Les rapaces du dimanche
Premier jour de beau temps depuis un moment sur la Vallée des Aut's Mecs : j'en ai profité pour continuer mes repérages rapaces autour des petites falaises du coin. Il ne se passe pas une sortie sans que je vois des choses et ce, de plus en plus précisément ; celle-ci n'a pas dérogé à la règle. On commence dans la montée alors que je chausse mes raquettes : dans l'immensité blanche du versant qui me fait face, une petite troupe de biches et jeunes cerfs se hâte vers la forêt voisine, probablement dérangée sur son lieu de repos. J'imagine que cette traversée à découvert, en plein jour et sur cette neige qui attire nécessairement l'attention sur leurs silhouettes galopantes ne leur plaît que modérément.
Puis, à l'approche de la falaise aux vautours, ce sont les cris caractéristiques du faucon pèlerin qui atteignent mes oreilles. Tandis que je m'installe à mon poste d'observation, ils déchirent l'air glacial comme un appel impatient aux premiers rayons du soleil qui lèchent la cime des hêtres. Une heure de jumelage ne me permet pas de localiser l'oiseau jusqu'à ce qu'il finisse par s'envoler. Cela donne une photo de loin, premier petit pas vers l'intimité d'un animal mythique :
Ensuite, j'assiste pendant 2 heures au manège des vautours rechargeant leur nids.
Etape 1 : quitter la falaise
Etape 2 : se poser sur une grande bruyère
Etape 3 : en arracher un rameau et repartir en sens inverse
Etape 4 : assurer le transport, ce que cet oiseau peine à faire !
Vers 13 heures, je suis complètement glacé dans l'ombre de la hêtraie silencieuse alors je rejoins la crête ensoleillée. Je constate avec plaisir qu'une biche a laissé l'empreinte de ses sabots dans celle de mes raquettes pour passer à 20 mètres de moi sans que je m'en aperçoive.
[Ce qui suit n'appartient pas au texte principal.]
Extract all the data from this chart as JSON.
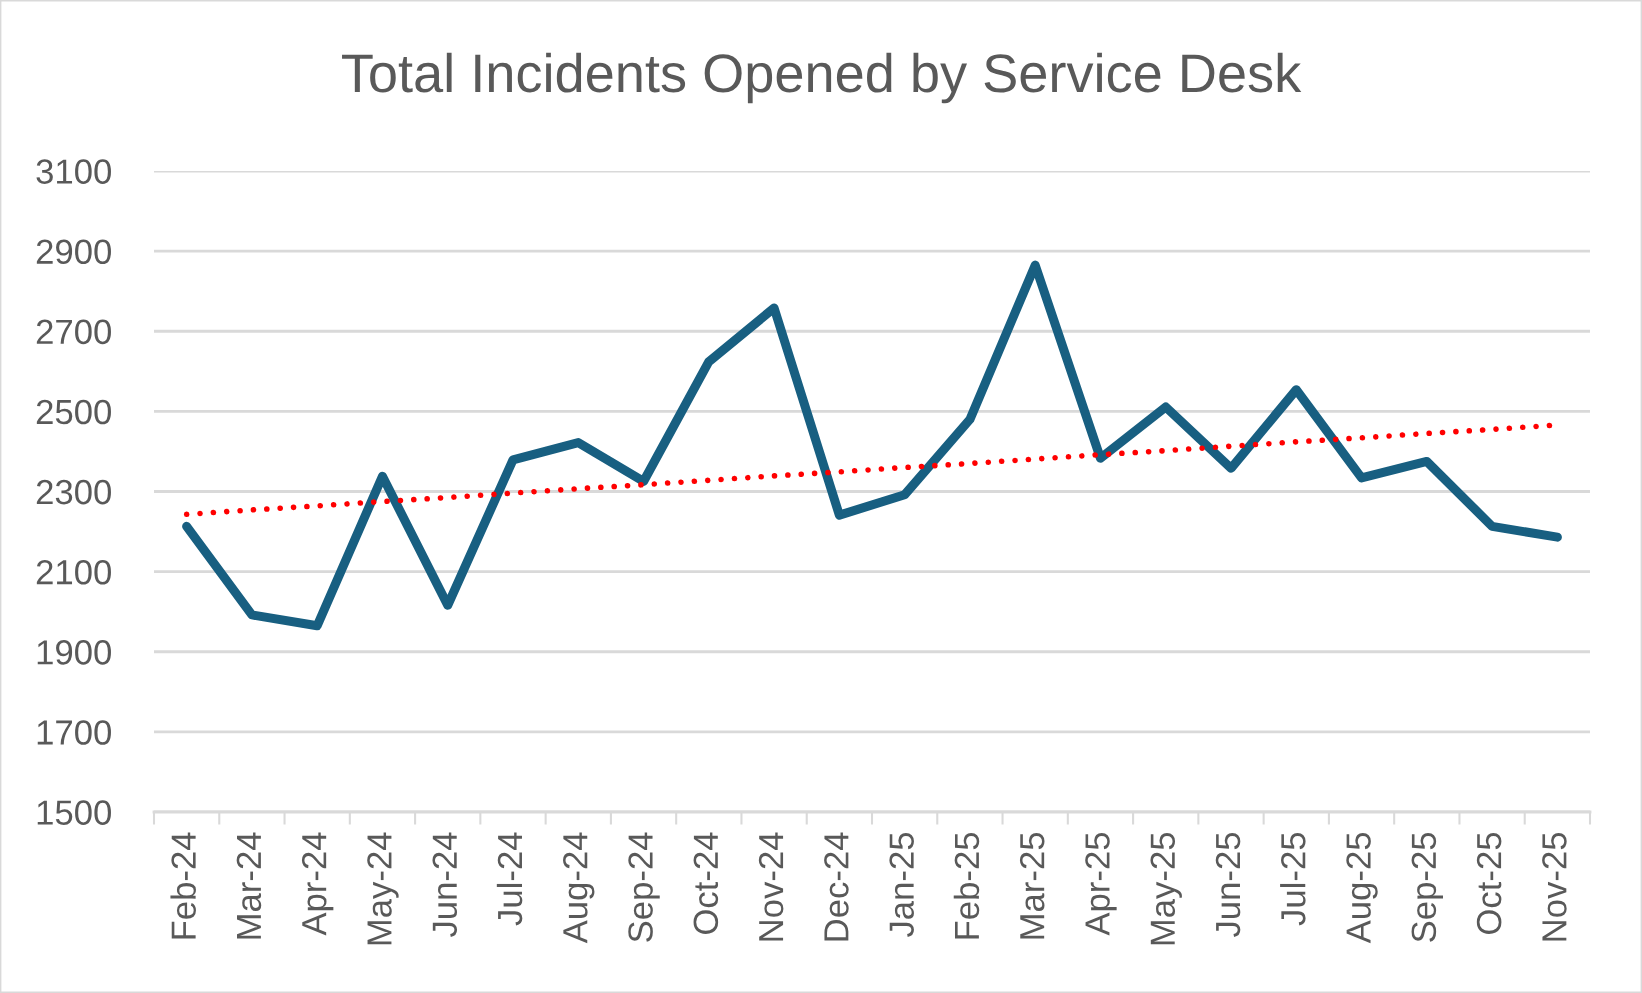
{
  "chart_data": {
    "type": "line",
    "title": "Total Incidents Opened by Service Desk",
    "categories": [
      "Feb-24",
      "Mar-24",
      "Apr-24",
      "May-24",
      "Jun-24",
      "Jul-24",
      "Aug-24",
      "Sep-24",
      "Oct-24",
      "Nov-24",
      "Dec-24",
      "Jan-25",
      "Feb-25",
      "Mar-25",
      "Apr-25",
      "May-25",
      "Jun-25",
      "Jul-25",
      "Aug-25",
      "Sep-25",
      "Oct-25",
      "Nov-25"
    ],
    "series": [
      {
        "color": "#185f81",
        "line_style": "solid",
        "values": [
          2213,
          1992,
          1965,
          2338,
          2016,
          2379,
          2422,
          2325,
          2624,
          2758,
          2241,
          2292,
          2480,
          2865,
          2383,
          2511,
          2358,
          2554,
          2334,
          2375,
          2213,
          2186
        ]
      },
      {
        "type": "line",
        "color": "#ff0000",
        "line_style": "dotted",
        "values": [
          2243,
          2254,
          2264,
          2275,
          2285,
          2296,
          2307,
          2317,
          2328,
          2339,
          2349,
          2360,
          2370,
          2381,
          2392,
          2402,
          2413,
          2424,
          2434,
          2445,
          2455,
          2466
        ]
      }
    ],
    "ylim": [
      1500,
      3100
    ],
    "yticks": [
      1500,
      1700,
      1900,
      2100,
      2300,
      2500,
      2700,
      2900,
      3100
    ],
    "grid": "y"
  }
}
La neige met si bien en évidence les chassés croisés de l'homme et de la bête, et la proximité invisible du monde sauvage que lorsqu'elle disparaît, j'ai l'impression que les forêts sont moins peuplées. Alors que je casse la croûte, j'assiste à l'arrivée d'un autre grand voilier, l'aigle royal, en couple, qui passe au-dessus de ma tête et que je photographie en catastrophe, mes doigts collants de jus de mandarine n'assurant visiblement pas une stabilité parfaite à mon matériel ...
Peu importe car mon poul s'accélère quand je vois les 2 oiseaux raser une falaise connue pour avoir accueilli une aire et finir par s'y poser !
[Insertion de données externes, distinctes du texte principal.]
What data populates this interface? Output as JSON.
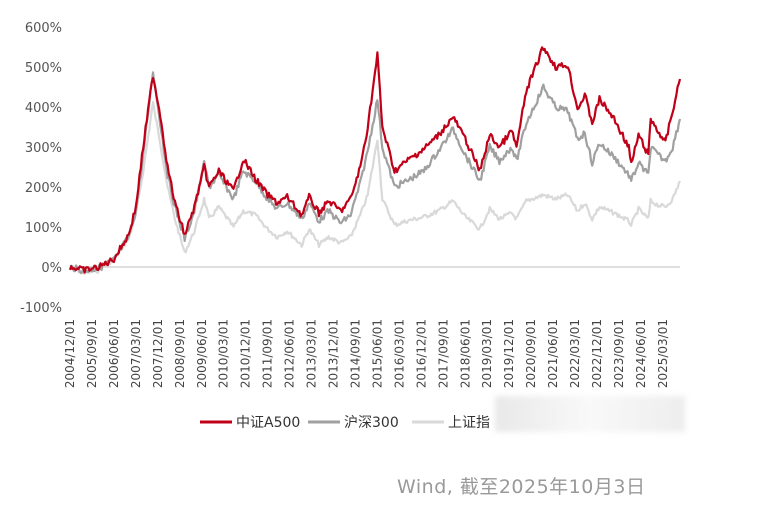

Puis, alors que l'un deux disparaît, je vois le second entamer un manège semblable à celui des vautours. Se perchant sur les branches croulantes de neige des hêtres accrochés à la falaise, il en brise de grands morceaux, s'envole avec et se dirige dans un renfoncement de la falaise.... l'aire !
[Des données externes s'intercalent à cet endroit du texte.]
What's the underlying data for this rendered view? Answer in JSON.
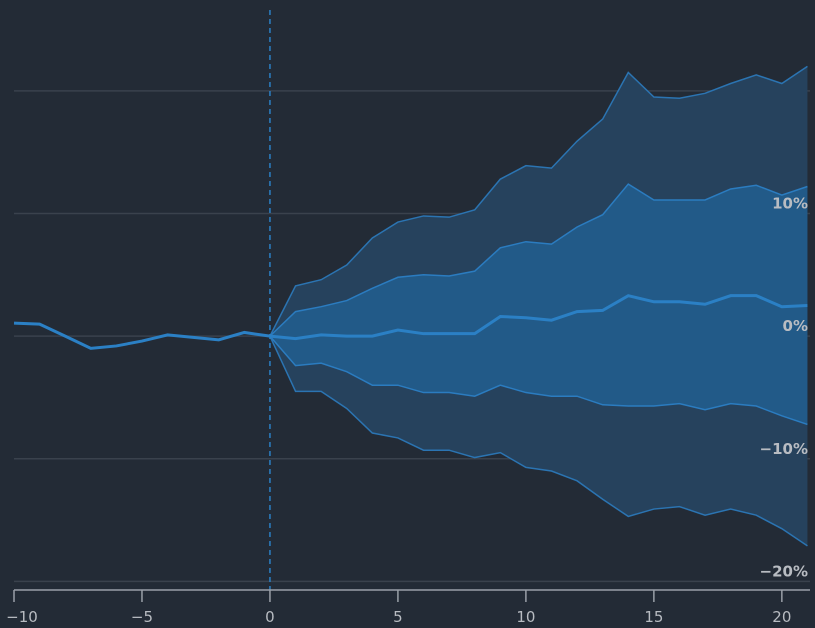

C'est décidément une belle journée d'hiver qui étire ses heures sous mon regard et on sent bien que les oiseaux profitent de cette fenêtre exceptionnelle de beau temps. Dans mon dos, le petit peuple de la hêtraie est en effervescence. Mésanges charbonnières, bleues, noires, pinsons des arbres et sittelles inspectent minutieusement les branches. Le petit grimpereau des bois est là lui aussi avec ses allures de pic enfermé dans un corps de mésange à longue queue :
Et puis, bien sûr, il ne manquait plus que lui , le seigneur barbu des cieux pyrénéens, le gypaète, qui passe sous la falaise des aigles avant de profiter des ascendances qui se forment sur le versant sud de la montagne sur laquelle je suis perché pour s'élever en quelques orbes élégantes et rapides au-dessus de ma tête :
Au-dessus de ma tête, lui en haut, moi en bas et tous les Aut's Mecs encore plus bas, tel est l'ordre des choses aujourd'hui dans la VDAM.
A la descente, je croise un isard des neiges et des chevreuils des bois.
Aujourd'hui, des routes sauvages se sont ouvertes sur lesquelles je m'imagine déjà avancer à tâtons avec une patience gourmande.